Для нас они обманчиво «осуществляются» каждый раз, как мы входим в общение с их бесплотной сущностью, беря в руки книгу или сидя в концерте. Но истинная их сущность остаётся и при этом вполне вневещественной, нигде окончательно не запечатленной. Они неуловимы, они остаются чем-то вроде платоновской «идеи». Книга, оркестр – нечто вроде зеркала, в котором они отражены, но и только. Исчезнет оркестр, который эту симфонию может исполнить, истлеют, сгорят рукописи с уже никому непонятными печатными знаками, умрёт последний человек, который пушкинское стихотворение в состоянии вспомнить, повторить, но их пребывание в плане не поддающемся власти понятий временных и пространственных останется неизменным. Они существуют, и с момента их создания будут существовать всегда, может быть, оставаясь навеки неведомыми, никому недоступными, но и пребывая вне какой бы то ни было разрушающей досягаемости. При возникновении, при восстановлении памяти, невероятном, но допустимом, как предположение, мгновенно были бы восстановлены и они, без малейшего творческого усилия со стороны вспомнившего.

«Смерть и время царят на земле», по Владимиру Соловьеву. Не над всем царят.

* * *

"Анна Каренина"

Большей частью предпочтение отдаётся «Войне и миру», хотя «Анну Каренину» многие считают «совершеннее». Это иносказательно признал Достоевский (в «Дневнике писателя» и в словах, переданных Н.Н. Страховым). Об этом, если не ошибаюсь, писал Конст. Леонтьев, говорили и другие.

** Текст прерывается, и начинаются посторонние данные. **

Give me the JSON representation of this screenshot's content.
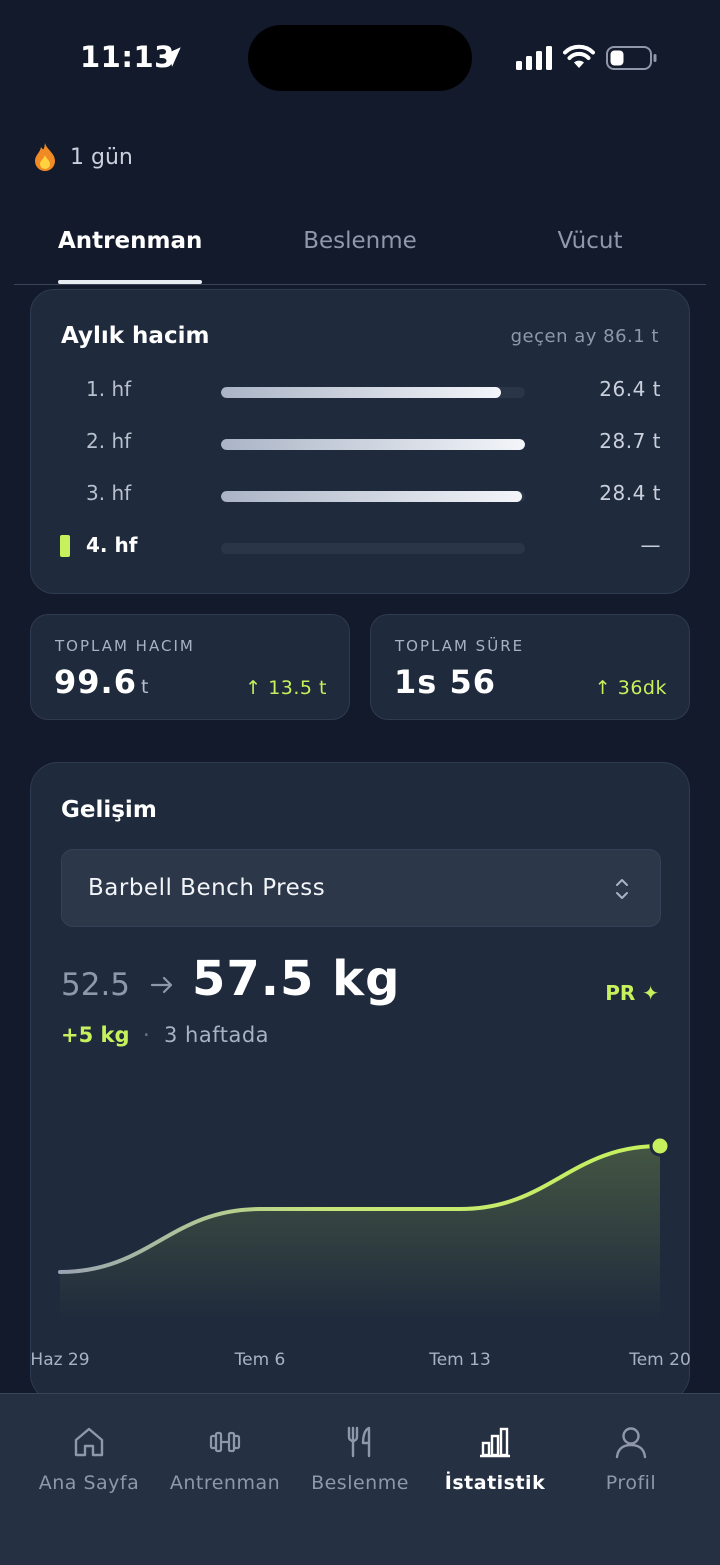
{
  "status_bar": {
    "time": "11:13"
  },
  "streak": {
    "label": "1 gün",
    "icon": "fire-icon"
  },
  "tabs": [
    {
      "label": "Antrenman",
      "active": true
    },
    {
      "label": "Beslenme",
      "active": false
    },
    {
      "label": "Vücut",
      "active": false
    }
  ],
  "monthly_volume": {
    "title": "Aylık hacim",
    "previous": "geçen ay 86.1 t",
    "weeks": [
      {
        "label": "1. hf",
        "value": "26.4 t",
        "fill": 0.92,
        "current": false
      },
      {
        "label": "2. hf",
        "value": "28.7 t",
        "fill": 1.0,
        "current": false
      },
      {
        "label": "3. hf",
        "value": "28.4 t",
        "fill": 0.99,
        "current": false
      },
      {
        "label": "4. hf",
        "value": "—",
        "fill": 0.0,
        "current": true
      }
    ],
    "accent": "#c6f15c"
  },
  "stats": {
    "total_volume": {
      "label": "TOPLAM HACIM",
      "value": "99.6",
      "unit": "t",
      "delta": "↑ 13.5 t"
    },
    "total_time": {
      "label": "TOPLAM SÜRE",
      "value": "1s 56",
      "delta": "↑ 36dk"
    }
  },
  "progress": {
    "title": "Gelişim",
    "exercise": "Barbell Bench Press",
    "from": "52.5",
    "to": "57.5 kg",
    "badge": "PR ✦",
    "gain": "+5 kg",
    "separator": "·",
    "gain_period": "3 haftada"
  },
  "chart_data": {
    "type": "line",
    "x": [
      "Haz 29",
      "Tem 6",
      "Tem 13",
      "Tem 20"
    ],
    "series": [
      {
        "values": [
          52.5,
          55.0,
          55.0,
          57.5
        ]
      }
    ],
    "xlabel": "",
    "ylabel": "",
    "grid": false,
    "highlight_last_point": true
  },
  "bottom_nav": [
    {
      "label": "Ana Sayfa",
      "icon": "home-icon",
      "active": false
    },
    {
      "label": "Antrenman",
      "icon": "dumbbell-icon",
      "active": false
    },
    {
      "label": "Beslenme",
      "icon": "fork-knife-icon",
      "active": false
    },
    {
      "label": "İstatistik",
      "icon": "bar-chart-icon",
      "active": true
    },
    {
      "label": "Profil",
      "icon": "user-icon",
      "active": false
    }
  ]
}
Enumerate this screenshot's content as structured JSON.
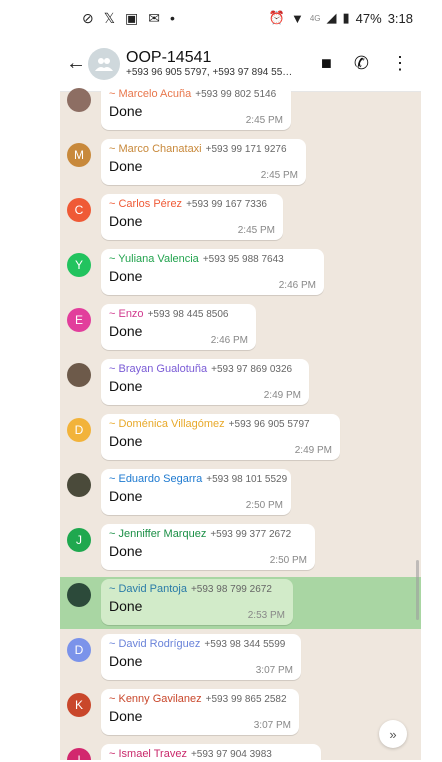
{
  "status": {
    "left_icons": [
      "alarm-icon",
      "x-icon",
      "linkedin-icon",
      "mail-icon",
      "dot-icon"
    ],
    "battery": "47%",
    "time": "3:18",
    "network": "4G"
  },
  "header": {
    "title": "OOP-14541",
    "subtitle": "+593 96 905 5797, +593 97 894 55…"
  },
  "colors": {
    "chat_bg": "#efe7de",
    "highlight": "#a9d6a3"
  },
  "messages": [
    {
      "sender": "~ Marcelo Acuña",
      "phone": "+593 99 802 5146",
      "text": "Done",
      "time": "2:45 PM",
      "avatar": "",
      "avatar_color": "#8d6e63",
      "sender_color": "#e8764b"
    },
    {
      "sender": "~ Marco Chanataxi",
      "phone": "+593 99 171 9276",
      "text": "Done",
      "time": "2:45 PM",
      "avatar": "M",
      "avatar_color": "#c8893b",
      "sender_color": "#c8893b"
    },
    {
      "sender": "~ Carlos Pérez",
      "phone": "+593 99 167 7336",
      "text": "Done",
      "time": "2:45 PM",
      "avatar": "C",
      "avatar_color": "#ef5a36",
      "sender_color": "#ef5a36"
    },
    {
      "sender": "~ Yuliana Valencia",
      "phone": "+593 95 988 7643",
      "text": "Done",
      "time": "2:46 PM",
      "avatar": "Y",
      "avatar_color": "#22c35e",
      "sender_color": "#22a34e"
    },
    {
      "sender": "~ Enzo",
      "phone": "+593 98 445 8506",
      "text": "Done",
      "time": "2:46 PM",
      "avatar": "E",
      "avatar_color": "#e23e9c",
      "sender_color": "#d13a8e"
    },
    {
      "sender": "~ Brayan Gualotuña",
      "phone": "+593 97 869 0326",
      "text": "Done",
      "time": "2:49 PM",
      "avatar": "",
      "avatar_color": "#6d5a4a",
      "sender_color": "#7a5bd6"
    },
    {
      "sender": "~ Doménica Villagómez",
      "phone": "+593 96 905 5797",
      "text": "Done",
      "time": "2:49 PM",
      "avatar": "D",
      "avatar_color": "#f2b33a",
      "sender_color": "#e8a92a"
    },
    {
      "sender": "~ Eduardo Segarra",
      "phone": "+593 98 101 5529",
      "text": "Done",
      "time": "2:50 PM",
      "avatar": "",
      "avatar_color": "#4a4a3a",
      "sender_color": "#1e7ad0"
    },
    {
      "sender": "~ Jenniffer Marquez",
      "phone": "+593 99 377 2672",
      "text": "Done",
      "time": "2:50 PM",
      "avatar": "J",
      "avatar_color": "#1fa84f",
      "sender_color": "#1a8f45"
    },
    {
      "sender": "~ David Pantoja",
      "phone": "+593 98 799 2672",
      "text": "Done",
      "time": "2:53 PM",
      "avatar": "",
      "avatar_color": "#2c4a3a",
      "sender_color": "#2a7ba8",
      "highlight": true
    },
    {
      "sender": "~ David Rodríguez",
      "phone": "+593 98 344 5599",
      "text": "Done",
      "time": "3:07 PM",
      "avatar": "D",
      "avatar_color": "#7b93ea",
      "sender_color": "#6a83d9"
    },
    {
      "sender": "~ Kenny Gavilanez",
      "phone": "+593 99 865 2582",
      "text": "Done",
      "time": "3:07 PM",
      "avatar": "K",
      "avatar_color": "#c9472b",
      "sender_color": "#c9472b"
    },
    {
      "sender": "~ Ismael Travez",
      "phone": "+593 97 904 3983",
      "text": "",
      "time": "",
      "avatar": "I",
      "avatar_color": "#d2286e",
      "sender_color": "#c9286a"
    }
  ]
}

Не думаю, чтобы это было в точности верно. Кое-где в «Анне Карениной» чувствуется, что Толстому, охваченному уже совсем иными мыслями, скучно и тягостно было её писать. Временами он оживлялся, вдохновлялся и писал так, с такой силой, как в русской литературе не писал никогда никто («ни до, ни после него», повторял Лев Шестов). Но потом снова принуждал себя к работе над рукописью, и принуждение это в некоторых главах, – тех преимущественно, где Анна и Вронский отсутствуют, – дает себя знать.

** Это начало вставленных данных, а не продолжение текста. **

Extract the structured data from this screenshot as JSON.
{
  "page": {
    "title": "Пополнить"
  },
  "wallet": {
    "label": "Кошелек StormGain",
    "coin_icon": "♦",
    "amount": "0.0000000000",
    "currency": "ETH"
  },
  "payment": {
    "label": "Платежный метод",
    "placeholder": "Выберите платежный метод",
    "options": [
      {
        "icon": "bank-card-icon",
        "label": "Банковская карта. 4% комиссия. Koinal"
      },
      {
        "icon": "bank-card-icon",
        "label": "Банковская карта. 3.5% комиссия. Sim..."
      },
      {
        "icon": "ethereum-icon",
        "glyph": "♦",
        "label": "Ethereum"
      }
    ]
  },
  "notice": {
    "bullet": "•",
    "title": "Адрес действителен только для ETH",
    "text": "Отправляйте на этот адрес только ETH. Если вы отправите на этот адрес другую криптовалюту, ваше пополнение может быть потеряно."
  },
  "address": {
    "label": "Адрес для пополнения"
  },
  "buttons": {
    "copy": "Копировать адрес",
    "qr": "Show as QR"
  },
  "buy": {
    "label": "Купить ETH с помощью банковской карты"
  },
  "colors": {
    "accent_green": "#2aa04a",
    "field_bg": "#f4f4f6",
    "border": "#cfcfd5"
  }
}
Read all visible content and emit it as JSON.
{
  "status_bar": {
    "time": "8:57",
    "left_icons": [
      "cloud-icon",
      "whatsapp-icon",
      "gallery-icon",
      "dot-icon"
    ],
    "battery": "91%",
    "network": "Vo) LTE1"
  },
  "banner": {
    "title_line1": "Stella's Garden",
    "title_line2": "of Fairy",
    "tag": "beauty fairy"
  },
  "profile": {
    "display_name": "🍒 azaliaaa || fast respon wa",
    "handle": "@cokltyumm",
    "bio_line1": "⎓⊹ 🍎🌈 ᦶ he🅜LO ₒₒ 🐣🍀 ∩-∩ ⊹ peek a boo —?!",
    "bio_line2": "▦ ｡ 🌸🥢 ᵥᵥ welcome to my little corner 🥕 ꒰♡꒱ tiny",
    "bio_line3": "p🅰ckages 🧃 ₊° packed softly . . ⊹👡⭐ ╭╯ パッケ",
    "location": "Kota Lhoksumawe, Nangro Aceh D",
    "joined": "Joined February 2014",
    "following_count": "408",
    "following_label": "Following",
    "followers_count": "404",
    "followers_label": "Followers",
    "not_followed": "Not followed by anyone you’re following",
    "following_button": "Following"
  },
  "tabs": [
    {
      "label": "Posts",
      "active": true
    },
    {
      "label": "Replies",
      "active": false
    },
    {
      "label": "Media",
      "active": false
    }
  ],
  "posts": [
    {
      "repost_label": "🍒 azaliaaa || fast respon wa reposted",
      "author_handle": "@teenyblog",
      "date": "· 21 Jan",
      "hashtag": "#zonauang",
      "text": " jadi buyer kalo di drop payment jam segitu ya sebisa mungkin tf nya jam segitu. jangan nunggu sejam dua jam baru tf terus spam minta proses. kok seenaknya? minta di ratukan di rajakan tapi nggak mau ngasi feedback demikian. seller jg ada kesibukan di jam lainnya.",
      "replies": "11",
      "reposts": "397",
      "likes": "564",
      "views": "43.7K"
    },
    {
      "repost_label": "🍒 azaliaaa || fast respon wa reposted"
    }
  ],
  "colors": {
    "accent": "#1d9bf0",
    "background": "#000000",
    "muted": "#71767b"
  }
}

А всё-таки, даже при убыли прежнего гомеровски-безбрежного, безмятежного вдохновения, «Анна Каренина» едва ли не значительнее «Войны и мира», едва ли не глубже, и во всяком случае представляет собой ужасный и неотвратимый вывод из того, что в «Войне и мире» рассказано и показано.

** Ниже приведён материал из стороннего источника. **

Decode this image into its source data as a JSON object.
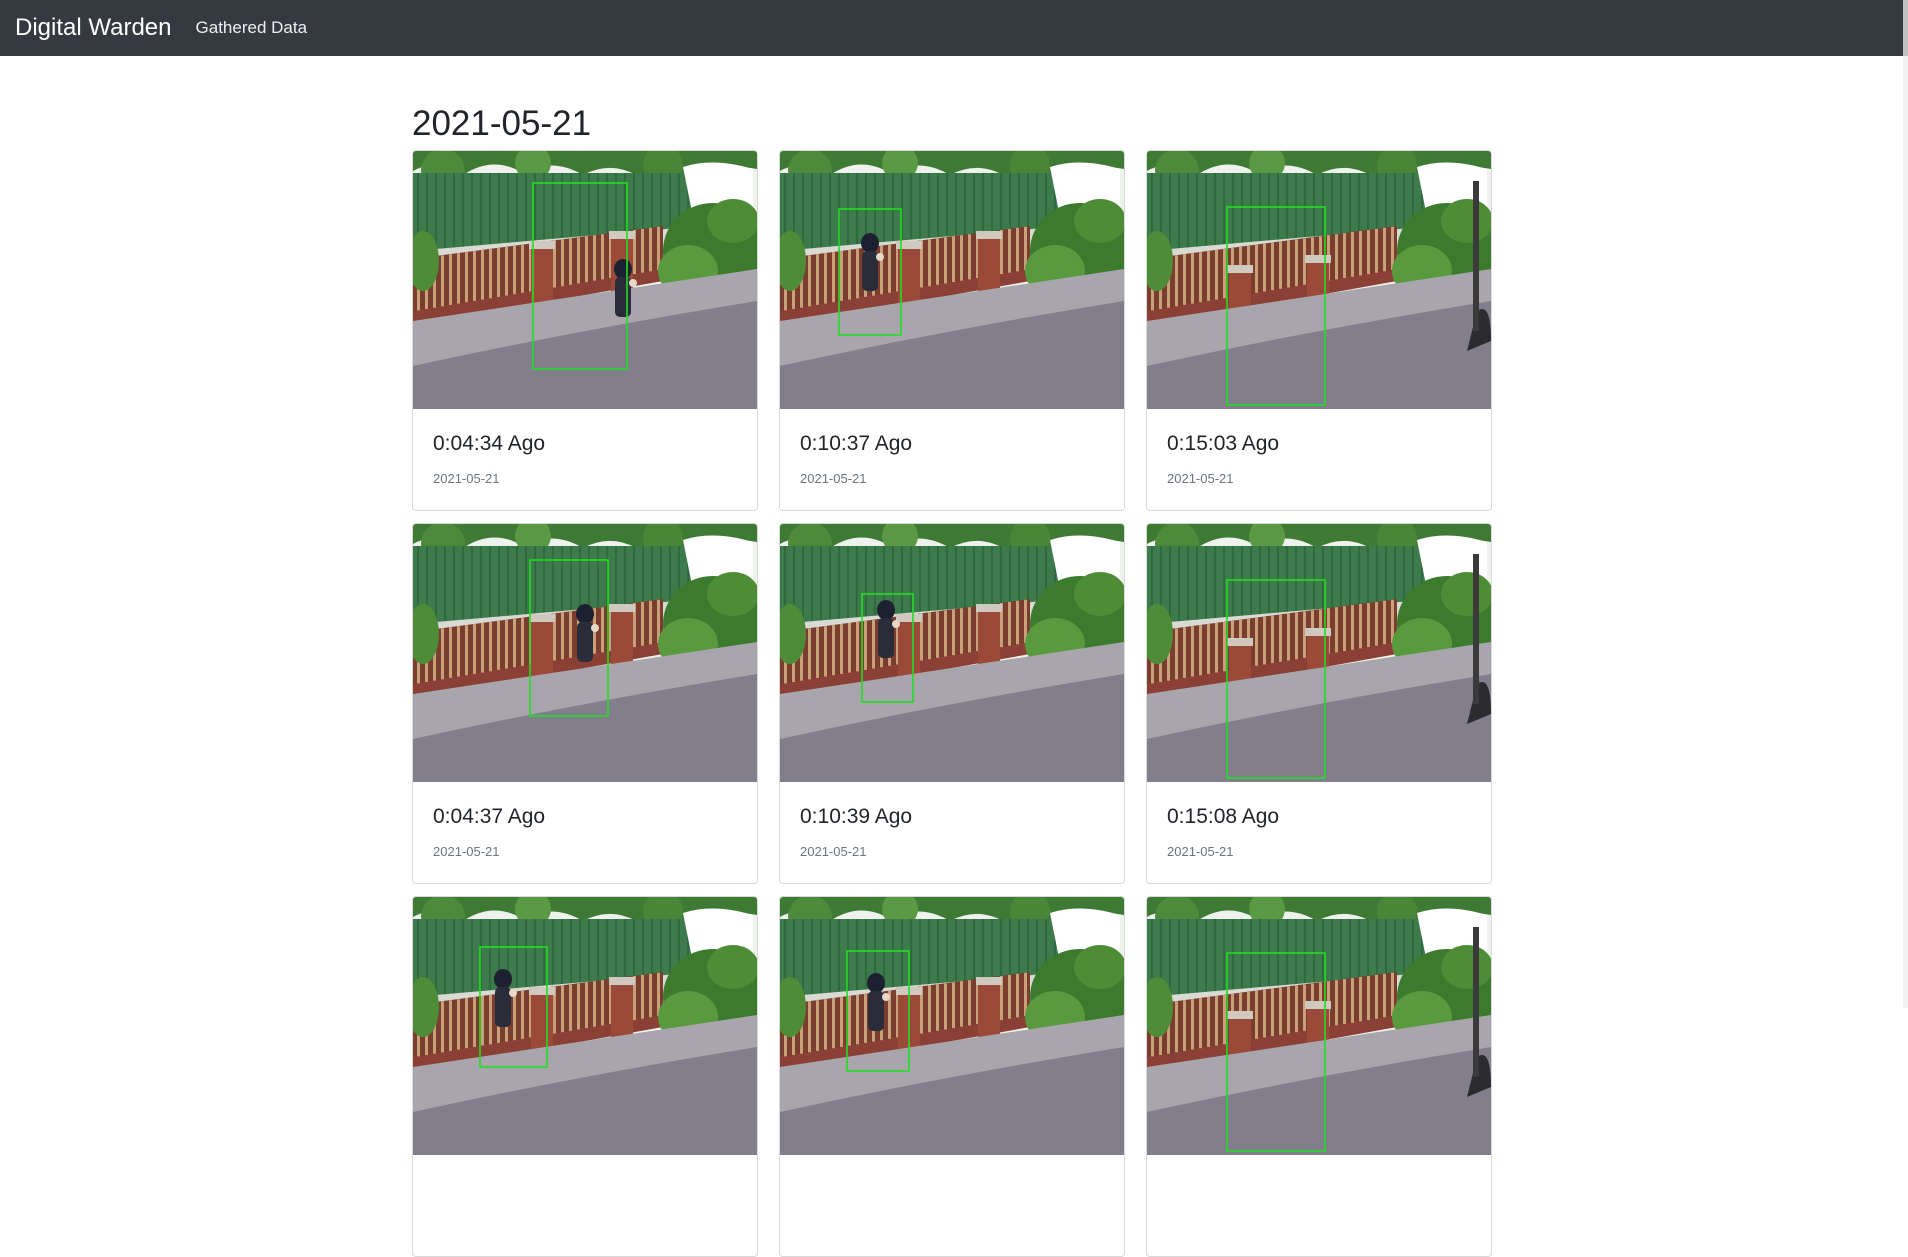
{
  "navbar": {
    "brand": "Digital Warden",
    "links": [
      "Gathered Data"
    ],
    "background": "#343a40"
  },
  "section": {
    "date_heading": "2021-05-21"
  },
  "cards": [
    {
      "title": "0:04:34 Ago",
      "date": "2021-05-21",
      "variant": "left-gate-a"
    },
    {
      "title": "0:10:37 Ago",
      "date": "2021-05-21",
      "variant": "mid-gate-a"
    },
    {
      "title": "0:15:03 Ago",
      "date": "2021-05-21",
      "variant": "right-gate"
    },
    {
      "title": "0:04:37 Ago",
      "date": "2021-05-21",
      "variant": "left-gate-b"
    },
    {
      "title": "0:10:39 Ago",
      "date": "2021-05-21",
      "variant": "mid-gate-b"
    },
    {
      "title": "0:15:08 Ago",
      "date": "2021-05-21",
      "variant": "right-gate"
    },
    {
      "title": "",
      "date": "",
      "variant": "left-gate-c"
    },
    {
      "title": "",
      "date": "",
      "variant": "mid-gate-c"
    },
    {
      "title": "",
      "date": "",
      "variant": "right-gate"
    }
  ],
  "colors": {
    "detection_box": "#22dd22",
    "muted_text": "#6c757d"
  }
}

«Война и мир» – это жизнь, бытие. Вот что такое жизнь, на всем протяжении своего повествования как бы говорит Толстой. «Анна Каренина» – другое, то есть второй, следующий этап: вот что человек со своей жизнью делает, вот во что он может жизнь свою превратить. Не знаю, разделяет ли кто-нибудь моё чувство, но сколько бы я эту книгу ни перечитывал, мне всегда хочется взять Анну за руку, остановить, сказать ей: что ты делаешь, зачем, по какому дьявольскому наваждению ты сама себя губишь? Особенно хочется это над несравненными, предсмертными её страницами, начиная с той, где она смотрит на спящего Вронского, чуть ли не задыхаясь от любви, «не в силах сдержать слёз нежности», и кончая уже близкой свечой, которая «затрещала, стала меркнуть и навсегда потухла». Но ведь такое же чувство возникает и при чтении иных трагедий Шекспира, то же чувство возникает и в «Кольце Нибелунгов», когда Зигфрид доверчиво, в последний раз произнося дорогое имя, пьёт братски предложенную ему отраву, лишающую его памяти, – да чувство это лежит в основе, в идейной ткани некоторых величайших созданий человека, как бы ни были они различны по складу.